A democracia no Brasil e os seus inimigos

ROBERSON DE OLIVEIRA
ESPECIAL PARA A FOLHA

Ao completar 40 anos, a polêmica sobre o golpe militar de 1964 acabou sendo reativada. Uma linha de interpretação que ganhou força recentemente afirma que, em 1964, tanto as forças políticas de esquerda quanto as de direita eram hostis à democracia e que, se os militares não violassem a Constituição e se impusessem pela força das armas, a esquerda o faria. Portanto o golpe era inevitável, e os militares, a UDN, os grupos empresariais, a imprensa, as classes médias e os latifundiários praticaram quase uma ação de defesa diante de um golpe iminente da esquerda.
Seria interessante analisar essa interpretação à luz de alguns fatos políticos importantes do pós-guerra. Em 1950, vários líderes da UDN, com destaque para Carlos Lacerda, colocaram-se publicamente contra a posse do candidato eleito, Getúlio Vargas, com argumentos sem a menor sustentação constitucional.

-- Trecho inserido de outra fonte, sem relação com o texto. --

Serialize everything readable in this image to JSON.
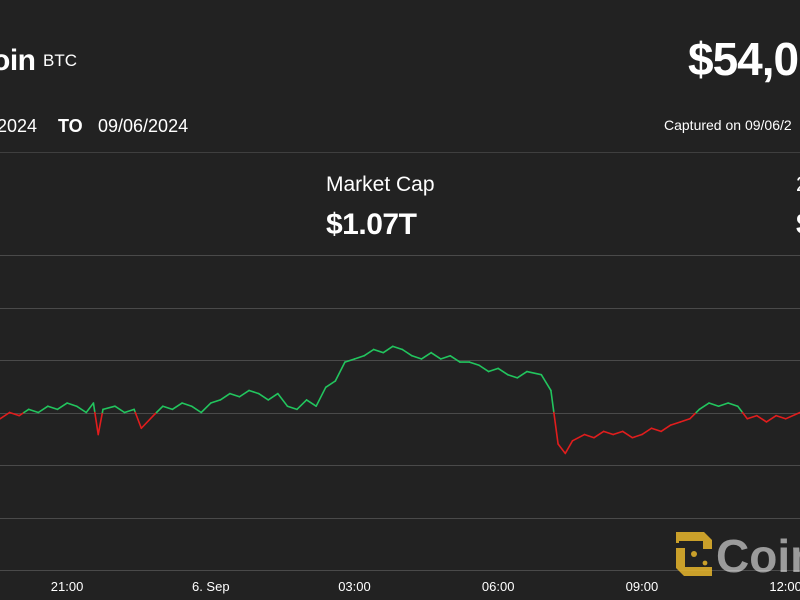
{
  "header": {
    "coin_name": "oin",
    "ticker": "BTC",
    "price": "$54,0",
    "date_from": "2024",
    "to_label": "TO",
    "date_to": "09/06/2024",
    "captured": "Captured on 09/06/2"
  },
  "stats": {
    "market_cap_label": "Market Cap",
    "market_cap_value": "$1.07T",
    "next_label_cut": "2",
    "next_value_cut": "$"
  },
  "watermark": {
    "text": "Coin"
  },
  "colors": {
    "background": "#222222",
    "grid": "#4a4a4a",
    "up": "#22c55e",
    "down": "#e11d1d",
    "watermark_gold": "#e8b62c"
  },
  "chart_data": {
    "type": "line",
    "x_unit": "hours since 6. Sep 00:00",
    "xlim": [
      -4.4,
      12.3
    ],
    "ylim": [
      0,
      1
    ],
    "baseline": 0.5,
    "grid": "horizontal",
    "x_ticks": [
      {
        "x": -3,
        "label": "21:00"
      },
      {
        "x": 0,
        "label": "6. Sep"
      },
      {
        "x": 3,
        "label": "03:00"
      },
      {
        "x": 6,
        "label": "06:00"
      },
      {
        "x": 9,
        "label": "09:00"
      },
      {
        "x": 12,
        "label": "12:00"
      }
    ],
    "series": [
      {
        "values": [
          [
            -4.4,
            0.48
          ],
          [
            -4.2,
            0.5
          ],
          [
            -4.0,
            0.49
          ],
          [
            -3.8,
            0.51
          ],
          [
            -3.6,
            0.5
          ],
          [
            -3.4,
            0.52
          ],
          [
            -3.2,
            0.51
          ],
          [
            -3.0,
            0.53
          ],
          [
            -2.8,
            0.52
          ],
          [
            -2.6,
            0.5
          ],
          [
            -2.45,
            0.53
          ],
          [
            -2.35,
            0.43
          ],
          [
            -2.25,
            0.51
          ],
          [
            -2.0,
            0.52
          ],
          [
            -1.8,
            0.5
          ],
          [
            -1.6,
            0.51
          ],
          [
            -1.45,
            0.45
          ],
          [
            -1.2,
            0.49
          ],
          [
            -1.0,
            0.52
          ],
          [
            -0.8,
            0.51
          ],
          [
            -0.6,
            0.53
          ],
          [
            -0.4,
            0.52
          ],
          [
            -0.2,
            0.5
          ],
          [
            0.0,
            0.53
          ],
          [
            0.2,
            0.54
          ],
          [
            0.4,
            0.56
          ],
          [
            0.6,
            0.55
          ],
          [
            0.8,
            0.57
          ],
          [
            1.0,
            0.56
          ],
          [
            1.2,
            0.54
          ],
          [
            1.4,
            0.56
          ],
          [
            1.6,
            0.52
          ],
          [
            1.8,
            0.51
          ],
          [
            2.0,
            0.54
          ],
          [
            2.2,
            0.52
          ],
          [
            2.4,
            0.58
          ],
          [
            2.6,
            0.6
          ],
          [
            2.8,
            0.66
          ],
          [
            3.0,
            0.67
          ],
          [
            3.2,
            0.68
          ],
          [
            3.4,
            0.7
          ],
          [
            3.6,
            0.69
          ],
          [
            3.8,
            0.71
          ],
          [
            4.0,
            0.7
          ],
          [
            4.2,
            0.68
          ],
          [
            4.4,
            0.67
          ],
          [
            4.6,
            0.69
          ],
          [
            4.8,
            0.67
          ],
          [
            5.0,
            0.68
          ],
          [
            5.2,
            0.66
          ],
          [
            5.4,
            0.66
          ],
          [
            5.6,
            0.65
          ],
          [
            5.8,
            0.63
          ],
          [
            6.0,
            0.64
          ],
          [
            6.2,
            0.62
          ],
          [
            6.4,
            0.61
          ],
          [
            6.6,
            0.63
          ],
          [
            6.9,
            0.62
          ],
          [
            7.1,
            0.57
          ],
          [
            7.25,
            0.4
          ],
          [
            7.4,
            0.37
          ],
          [
            7.55,
            0.41
          ],
          [
            7.8,
            0.43
          ],
          [
            8.0,
            0.42
          ],
          [
            8.2,
            0.44
          ],
          [
            8.4,
            0.43
          ],
          [
            8.6,
            0.44
          ],
          [
            8.8,
            0.42
          ],
          [
            9.0,
            0.43
          ],
          [
            9.2,
            0.45
          ],
          [
            9.4,
            0.44
          ],
          [
            9.6,
            0.46
          ],
          [
            9.8,
            0.47
          ],
          [
            10.0,
            0.48
          ],
          [
            10.2,
            0.51
          ],
          [
            10.4,
            0.53
          ],
          [
            10.6,
            0.52
          ],
          [
            10.8,
            0.53
          ],
          [
            11.0,
            0.52
          ],
          [
            11.2,
            0.48
          ],
          [
            11.4,
            0.49
          ],
          [
            11.6,
            0.47
          ],
          [
            11.8,
            0.49
          ],
          [
            12.0,
            0.48
          ],
          [
            12.3,
            0.5
          ]
        ]
      }
    ]
  }
}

Em fevereiro de 1954, 39 tenentes-coronéis do Exército, muitos dos quais com papel decisivo no golpe de 1964, assinaram o Manifesto dos Coronéis, uma ameaça explícita ao governo pela receptividade às reivindicações sindicais.

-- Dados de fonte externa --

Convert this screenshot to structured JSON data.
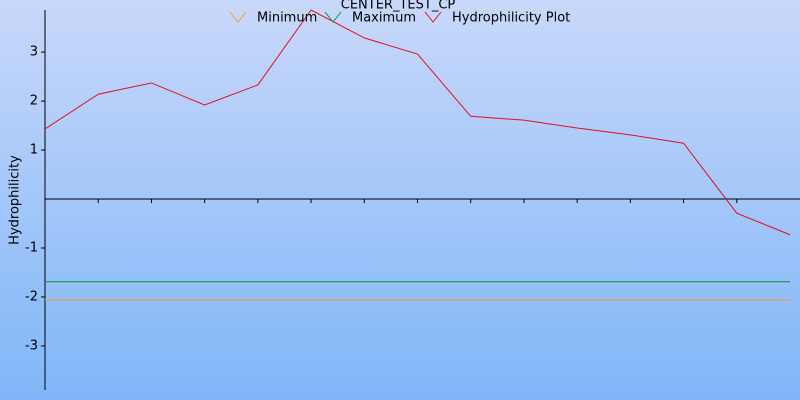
{
  "chart_data": {
    "type": "line",
    "title": "CENTER_TEST_CP",
    "y_label": "Hydrophilicity",
    "categories": [
      null,
      null,
      null,
      null,
      null,
      null,
      null,
      null,
      null,
      null,
      null,
      null,
      null,
      null,
      null
    ],
    "series": [
      {
        "name": "Minimum",
        "color": "#f0a030",
        "values": [
          -2.06,
          -2.06,
          -2.06,
          -2.06,
          -2.06,
          -2.06,
          -2.06,
          -2.06,
          -2.06,
          -2.06,
          -2.06,
          -2.06,
          -2.06,
          -2.06,
          -2.06
        ]
      },
      {
        "name": "Maximum",
        "color": "#109030",
        "values": [
          -1.69,
          -1.69,
          -1.69,
          -1.69,
          -1.69,
          -1.69,
          -1.69,
          -1.69,
          -1.69,
          -1.69,
          -1.69,
          -1.69,
          -1.69,
          -1.69,
          -1.69
        ]
      },
      {
        "name": "Hydrophilicity Plot",
        "color": "#e01020",
        "values": [
          1.43,
          2.14,
          2.37,
          1.92,
          2.33,
          3.86,
          3.29,
          2.96,
          1.69,
          1.61,
          1.45,
          1.31,
          1.14,
          -0.29,
          -0.73
        ]
      }
    ],
    "ylim": [
      -3.9,
      3.86
    ],
    "yticks": [
      -3,
      -2,
      -1,
      1,
      2,
      3
    ]
  }
}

No mesmo ano, em agosto, os liberais da UDN e setores das Forças Armadas pressionaram Vargas abertamente para que ele renunciasse por causa do atentado no qual Carlos Lacerda foi ferido, sem que existisse uma só prova contra o presidente. Após o suicídio de Vargas, manobras da UDN e de setores do Exército fizeram de tudo para adiar as eleições presidenciais. A vitória de Juscelino Kubitschek pela coligação PSD-PTB enfureceu a UDN, colocando novamente em andamento a sua "índole golpista".
Aliada a grupos militares, a UDN tramou para impedir a posse do presidente legitimamente eleito, mas a atuação de uma ala legalista do Exército garantiu o cumprimento da Constituição.
Em 1961, após a renúncia de Jânio Quadros, os mesmos grupos se negaram a dar posse ao vice-presidente eleito, como previa a Constituição. Ela precisou ser alterada para que João Goulart assumisse. Analisando de uma perspectiva histórica, a solução que os liberais, as frações das Forças Armadas e as classes proprietárias impuseram ao país em 1964 foi apenas mais uma demonstração da sua tradicional vocação de violar as regras que contrariavam suas expectativas e interesses.